Finance ministers and central bankers from the world's seven biggest industrialised nations are due to meet in Washington on Friday.
Policymakers will try to find common ground on key economic issues
Top of the agenda at the G7 meeting will be the effect of record oil prices on global trade imbalances and interest rate levels, analysts said.
The G7 are gathering on the sidelines of the International Monetary Fund (IMF) and World Bank spring meeting.
The IMF has called for more cooperation to ensure greater economic stability.
"A disorderly unwinding of global imbalances would be very damaging and such an outcome becomes more likely as time passes and imbalances are left unaddressed," said Rodrigo Rato, the IMF's managing director.
"This is not a zero-sum game, but there is something to gain by all partners and the global economy if there is coordinated action," he continued.

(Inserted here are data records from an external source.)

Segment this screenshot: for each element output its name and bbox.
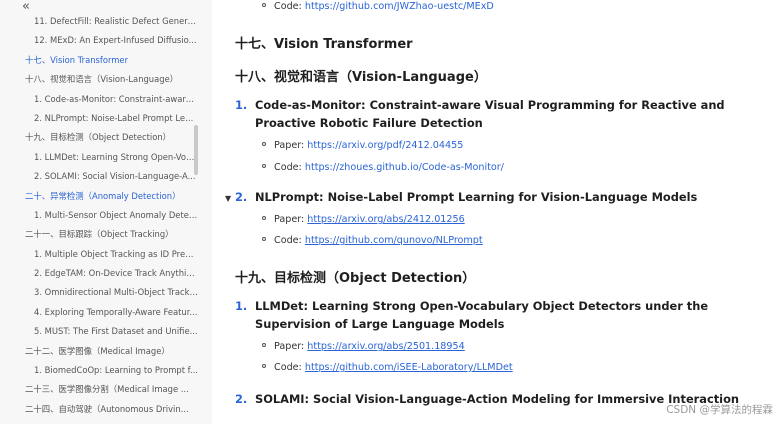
vl2-paper-line: Paper: https://arxiv.org/abs/2412.01256 bbox=[262, 214, 465, 225]
bullet-icon bbox=[262, 3, 266, 7]
toc-item[interactable]: 1. Code-as-Monitor: Constraint-aware... bbox=[22, 90, 198, 109]
vl1-title: 1. Code-as-Monitor: Constraint-aware Visu… bbox=[235, 98, 725, 112]
toc-list: 11. DefectFill: Realistic Defect Genera.… bbox=[22, 12, 198, 419]
toc-item[interactable]: 2. SOLAMI: Social Vision-Language-A... bbox=[22, 167, 198, 186]
toc-item[interactable]: 1. Multi-Sensor Object Anomaly Detec... bbox=[22, 206, 198, 225]
toc-item[interactable]: 十九、目标检测（Object Detection） bbox=[22, 128, 198, 147]
vl1-code-link[interactable]: https://zhoues.github.io/Code-as-Monitor… bbox=[305, 162, 504, 173]
csdn-watermark: CSDN @学算法的程霖 bbox=[666, 404, 773, 416]
toc-item[interactable]: 1. BiomedCoOp: Learning to Prompt f... bbox=[22, 361, 198, 380]
mexd-code-line: Code: https://github.com/JWZhao-uestc/ME… bbox=[262, 1, 494, 12]
vl1-title-cont: Proactive Robotic Failure Detection bbox=[255, 116, 483, 130]
toc-item[interactable]: 十八、视觉和语言（Vision-Language） bbox=[22, 70, 198, 89]
vl2-code-link[interactable]: https://github.com/qunovo/NLPrompt bbox=[305, 235, 483, 246]
vl1-paper-line: Paper: https://arxiv.org/pdf/2412.04455 bbox=[262, 140, 463, 151]
toc-item[interactable]: 二十一、目标跟踪（Object Tracking） bbox=[22, 225, 198, 244]
toc-item[interactable]: 1. Multiple Object Tracking as ID Pred..… bbox=[22, 245, 198, 264]
od2-title: 2. SOLAMI: Social Vision-Language-Action … bbox=[235, 392, 740, 406]
toc-item[interactable]: 3. Omnidirectional Multi-Object Tracki..… bbox=[22, 283, 198, 302]
collapse-caret-icon[interactable]: ▼ bbox=[225, 194, 231, 203]
vl2-title: 2. NLPrompt: Noise-Label Prompt Learning … bbox=[235, 190, 698, 204]
article-content: Code: https://github.com/JWZhao-uestc/ME… bbox=[222, 0, 781, 424]
sidebar-scrollbar[interactable] bbox=[194, 125, 198, 175]
toc-item[interactable]: 4. Exploring Temporally-Aware Featur... bbox=[22, 303, 198, 322]
toc-item[interactable]: 12. MExD: An Expert-Infused Diffusio... bbox=[22, 31, 198, 50]
od1-title: 1. LLMDet: Learning Strong Open-Vocabular… bbox=[235, 299, 709, 313]
heading-vision-transformer: 十七、Vision Transformer bbox=[235, 37, 413, 52]
vl2-paper-link[interactable]: https://arxiv.org/abs/2412.01256 bbox=[307, 214, 464, 225]
heading-object-detection: 十九、目标检测（Object Detection） bbox=[235, 271, 476, 286]
mexd-code-link[interactable]: https://github.com/JWZhao-uestc/MExD bbox=[305, 1, 494, 12]
od1-title-cont: Supervision of Large Language Models bbox=[255, 317, 505, 331]
bullet-icon bbox=[262, 343, 266, 347]
bullet-icon bbox=[262, 142, 266, 146]
bullet-icon bbox=[262, 164, 266, 168]
toc-item[interactable]: 11. DefectFill: Realistic Defect Genera.… bbox=[22, 12, 198, 31]
bullet-icon bbox=[262, 237, 266, 241]
od1-code-line: Code: https://github.com/iSEE-Laboratory… bbox=[262, 362, 513, 373]
bullet-icon bbox=[262, 216, 266, 220]
od1-code-link[interactable]: https://github.com/iSEE-Laboratory/LLMDe… bbox=[305, 362, 513, 373]
toc-item[interactable]: 1. LLMDet: Learning Strong Open-Voc... bbox=[22, 148, 198, 167]
toc-item[interactable]: 二十二、医学图像（Medical Image） bbox=[22, 342, 198, 361]
toc-item[interactable]: 5. MUST: The First Dataset and Unifie... bbox=[22, 322, 198, 341]
sidebar-toc: « 11. DefectFill: Realistic Defect Gener… bbox=[0, 0, 212, 424]
od1-paper-line: Paper: https://arxiv.org/abs/2501.18954 bbox=[262, 341, 465, 352]
vl1-paper-link[interactable]: https://arxiv.org/pdf/2412.04455 bbox=[307, 140, 463, 151]
toc-item[interactable]: 二十四、自动驾驶（Autonomous Drivin... bbox=[22, 400, 198, 419]
od1-paper-link[interactable]: https://arxiv.org/abs/2501.18954 bbox=[307, 341, 464, 352]
heading-vision-language: 十八、视觉和语言（Vision-Language） bbox=[235, 70, 487, 85]
toc-item[interactable]: 二十三、医学图像分割（Medical Image ... bbox=[22, 380, 198, 399]
bullet-icon bbox=[262, 364, 266, 368]
vl1-code-line: Code: https://zhoues.github.io/Code-as-M… bbox=[262, 162, 504, 173]
toc-item[interactable]: 十七、Vision Transformer bbox=[22, 51, 198, 70]
toc-item[interactable]: 2. EdgeTAM: On-Device Track Anythin... bbox=[22, 264, 198, 283]
toc-item[interactable]: 二十、异常检测（Anomaly Detection） bbox=[22, 187, 198, 206]
toc-item[interactable]: 2. NLPrompt: Noise-Label Prompt Lea... bbox=[22, 109, 198, 128]
vl2-code-line: Code: https://github.com/qunovo/NLPrompt bbox=[262, 235, 483, 246]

The IMF is due to hold its first meeting on Friday morning, and the get together will continue behind closed doors over the weekend.
The G7, which is made up of the US, the UK, France, Germany, Japan, Canada and Italy, is scheduled to meet Friday afternoon.
One of the main topics for discussion will be imbalances in the world economy such as the size of the US trade deficit, with particular reference to the surge in exports from China.
President George W Bush met with Chinese President Hu Jintao on Thursday and urged him to allow the Chinese currency, the yuan to appreciate in value.
The US has accused China of keeping its currency artificially weak in order to boost exports, a key reason why the US trade deficit with China topped $202bn in 2005.
The US would like the IMF to play a more active part in this dispute by increasingly focusing on currency surveillance.
The IMF will also face calls to make the organisation more democratic and representative, including reform of its voting system and a more open method of selecting its head.